コートニーはなぜ闘うのか


コートニー・ラヴがHole名義でのライブを決行しようとしている。
http://ro69.jp/news/detail/29624

この記事にもあるように、元メンバーであるエリックは、この名義での活動はできないはずだとコメントしている。
が、コートニーは決行するようだ。すでに現メンバーであるミッコ・ラーキンと、新作『Nobody’s Daughter』に収録予定とされる新曲「Honey」の断片を披露している。
http://www.nme.com/news/hole/49120

もう何年前だろう、土曜日の昼に会社に出社したら、ミーティング・スペースにコートニーがいたのでびっくりしたことがある。応対していたのは、現CUT編集長の内田で、後で話を聞いたら、いきなり会社の代表電話にコートニーのマネージャーから電話があって、この訪問ということになったという。話の内容は、いつでも取材できるからとか、そんなようなことだったらしい。当時の彼女は、レコード契約も曖昧で、一時のセレブリティ扱いなパブリシティも途切れがちな、言ってしまえばちょっと「過去の人」な状況だった。単発的にメディアには登場していたが、それは、あとで考えてみたら、ちょうどこんなふうに、自分で編集部を訪ねて、交渉していたのだろう。

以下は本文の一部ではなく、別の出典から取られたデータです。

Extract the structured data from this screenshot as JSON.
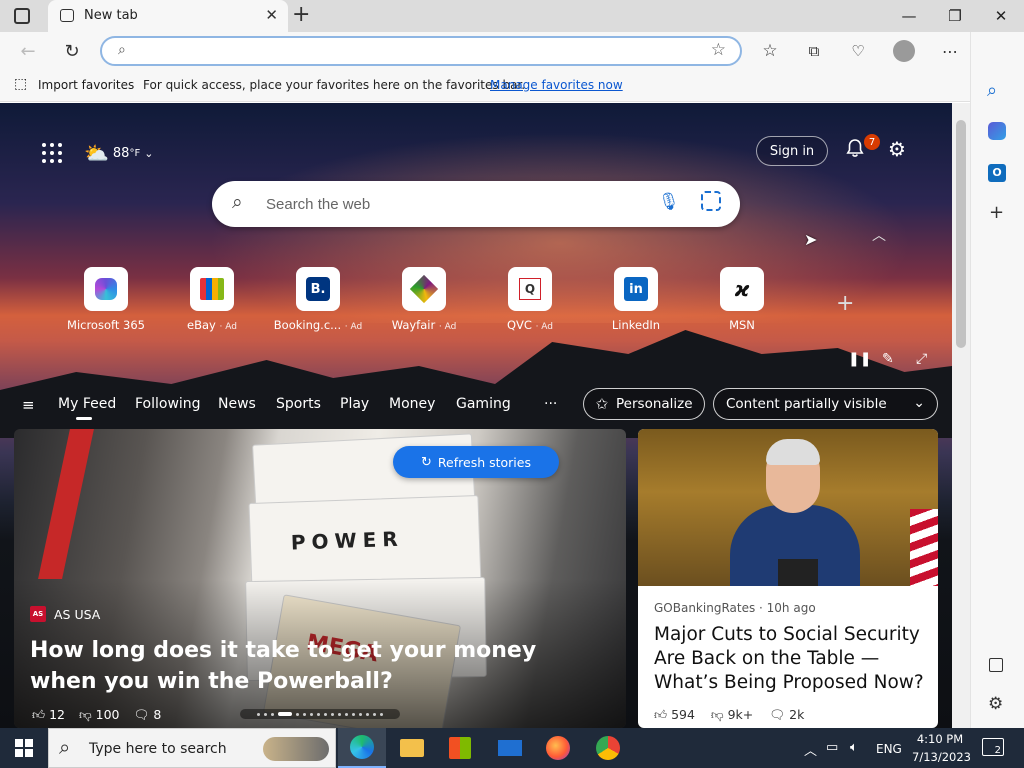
{
  "browser": {
    "tab_title": "New tab",
    "address_value": "",
    "fav_bar": {
      "import_label": "Import favorites",
      "message": "For quick access, place your favorites here on the favorites bar.",
      "manage_link": "Manage favorites now"
    }
  },
  "newtab": {
    "weather": {
      "temp": "88",
      "unit": "°F"
    },
    "sign_in_label": "Sign in",
    "notification_count": "7",
    "search_placeholder": "Search the web",
    "quick_links": [
      {
        "label": "Microsoft 365",
        "ad": ""
      },
      {
        "label": "eBay",
        "ad": "· Ad"
      },
      {
        "label": "Booking.c...",
        "ad": "· Ad"
      },
      {
        "label": "Wayfair",
        "ad": "· Ad"
      },
      {
        "label": "QVC",
        "ad": "· Ad"
      },
      {
        "label": "LinkedIn",
        "ad": ""
      },
      {
        "label": "MSN",
        "ad": ""
      }
    ],
    "nav": [
      "My Feed",
      "Following",
      "News",
      "Sports",
      "Play",
      "Money",
      "Gaming"
    ],
    "more_label": "···",
    "personalize_label": "Personalize",
    "content_visibility": "Content partially visible",
    "refresh_label": "Refresh stories"
  },
  "cards": [
    {
      "source": "AS USA",
      "title": "How long does it take to get your money when you win the Powerball?",
      "likes": "12",
      "dislikes": "100",
      "comments": "8"
    },
    {
      "source": "GOBankingRates · 10h ago",
      "title": "Major Cuts to Social Security Are Back on the Table — What’s Being Proposed Now?",
      "likes": "594",
      "dislikes": "9k+",
      "comments": "2k"
    }
  ],
  "taskbar": {
    "search_placeholder": "Type here to search",
    "language": "ENG",
    "time": "4:10 PM",
    "date": "7/13/2023",
    "notifications": "2"
  },
  "colors": {
    "accent": "#1a73e8",
    "badge": "#d83b01",
    "taskbar": "#1f2a3a"
  }
}
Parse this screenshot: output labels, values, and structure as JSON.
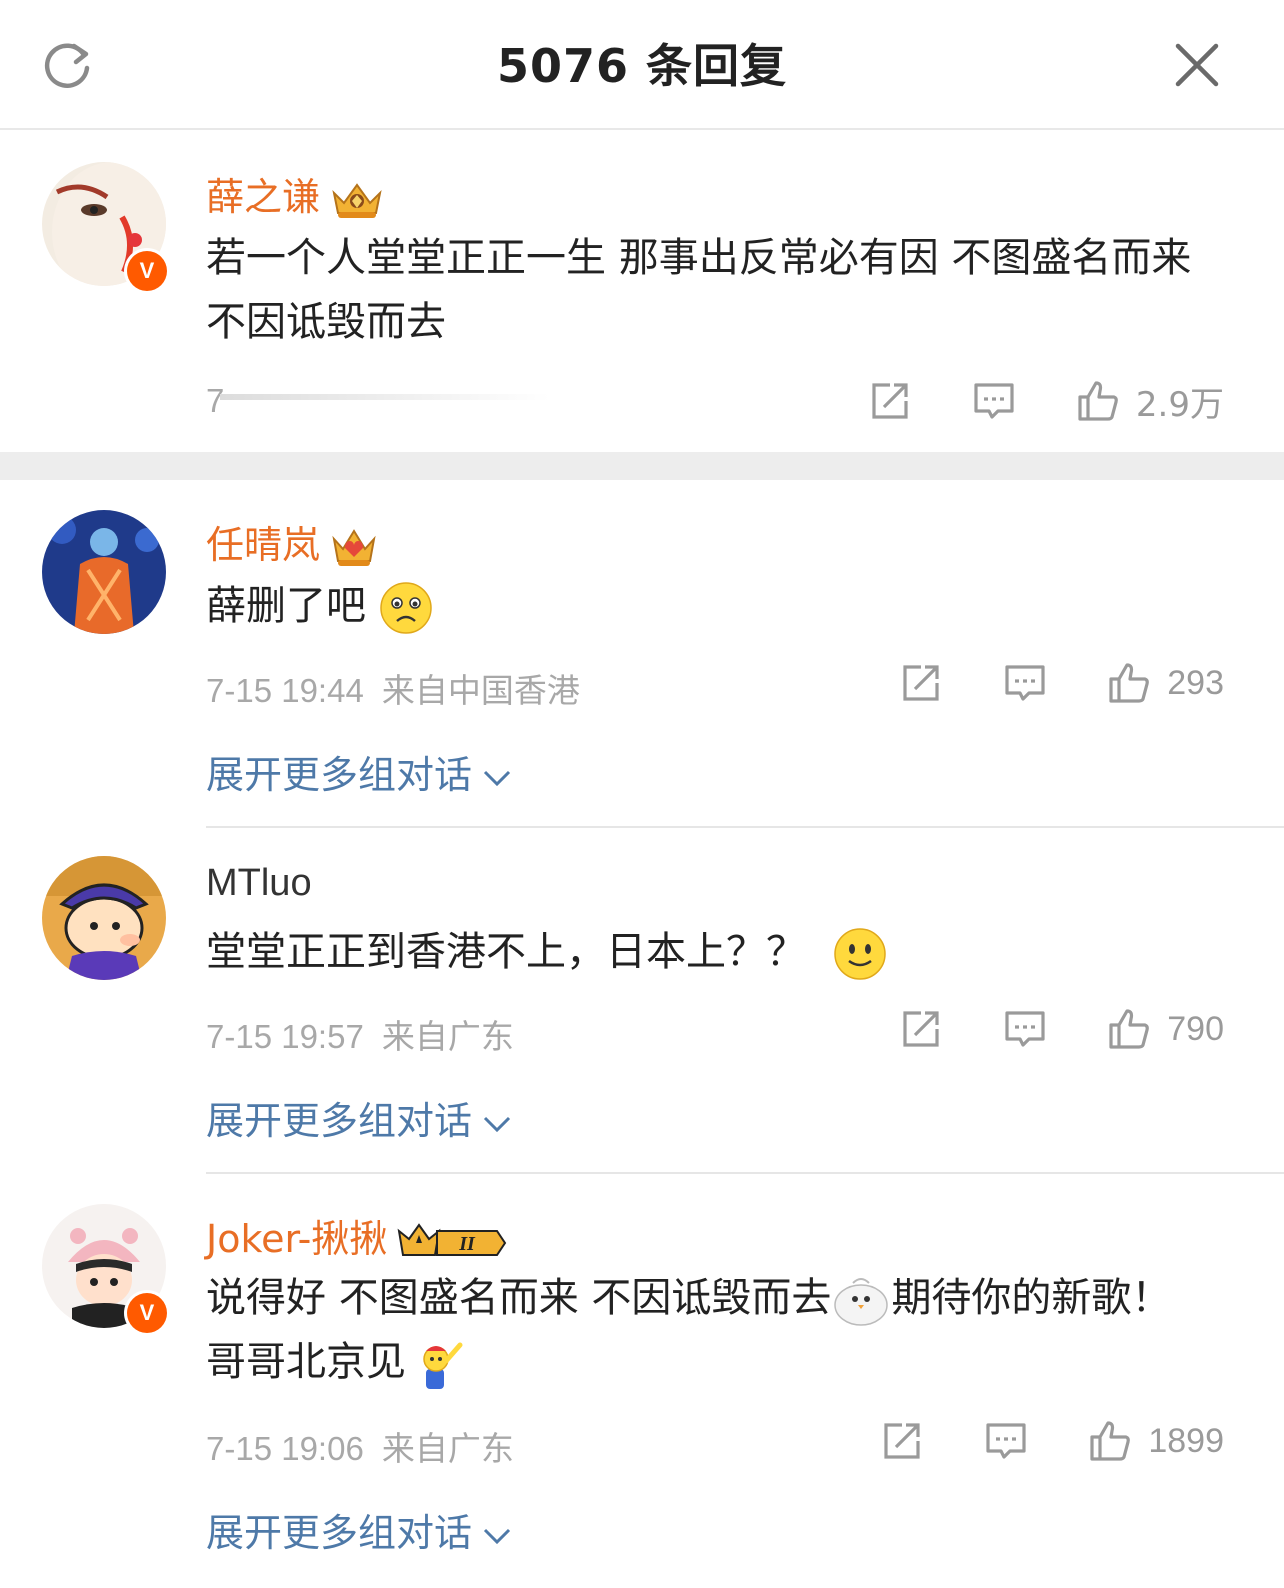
{
  "header": {
    "title": "5076 条回复",
    "refresh_icon": "refresh-icon",
    "close_icon": "close-icon"
  },
  "colors": {
    "username": "#e86e25",
    "link": "#4e79a8",
    "meta": "#a8a8a8",
    "verified_badge": "#ff6600"
  },
  "comments": [
    {
      "username": "薛之谦",
      "text": "若一个人堂堂正正一生 那事出反常必有因 不图盛名而来 不因诋毁而去",
      "time": "7",
      "location": "",
      "likes": "2.9万",
      "verified": true
    },
    {
      "username": "任晴岚",
      "text": "薛删了吧",
      "time": "7-15 19:44",
      "location": "来自中国香港",
      "likes": "293",
      "expand": "展开更多组对话"
    },
    {
      "username": "MTluo",
      "text": "堂堂正正到香港不上，日本上？？",
      "time": "7-15 19:57",
      "location": "来自广东",
      "likes": "790",
      "expand": "展开更多组对话"
    },
    {
      "username": "Joker-揪揪",
      "text_part1": "说得好 不图盛名而来 不因诋毁而去",
      "text_part2": "期待你的新歌！哥哥北京见",
      "time": "7-15 19:06",
      "location": "来自广东",
      "likes": "1899",
      "expand": "展开更多组对话",
      "verified": true,
      "member_level": "II"
    }
  ]
}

コートニー・ラヴという女性は、そのような人なんだと思う。そのように、直接、自分で、世界と対峙するのだと思う。そのほとんど直感的なアクションは、もちろん、周囲と軋轢も生むだろうし、トラブルだって起きるだろう。けれど、それが彼女の世界との闘い方なのだ。ウェブのニュースを読んで世界を憂いてみるのではなく、朝起きたら気分が悪いから世界が自分を侵食していると思う、そんな人なのだ。その直感が彼女のサバイバルであり、ロックなのである。だからいつも彼女は、過去や未来ではなく、いまここをブレイクスルーして生きようとする。

写真はHoleの1994年の傑作『Live Through This』。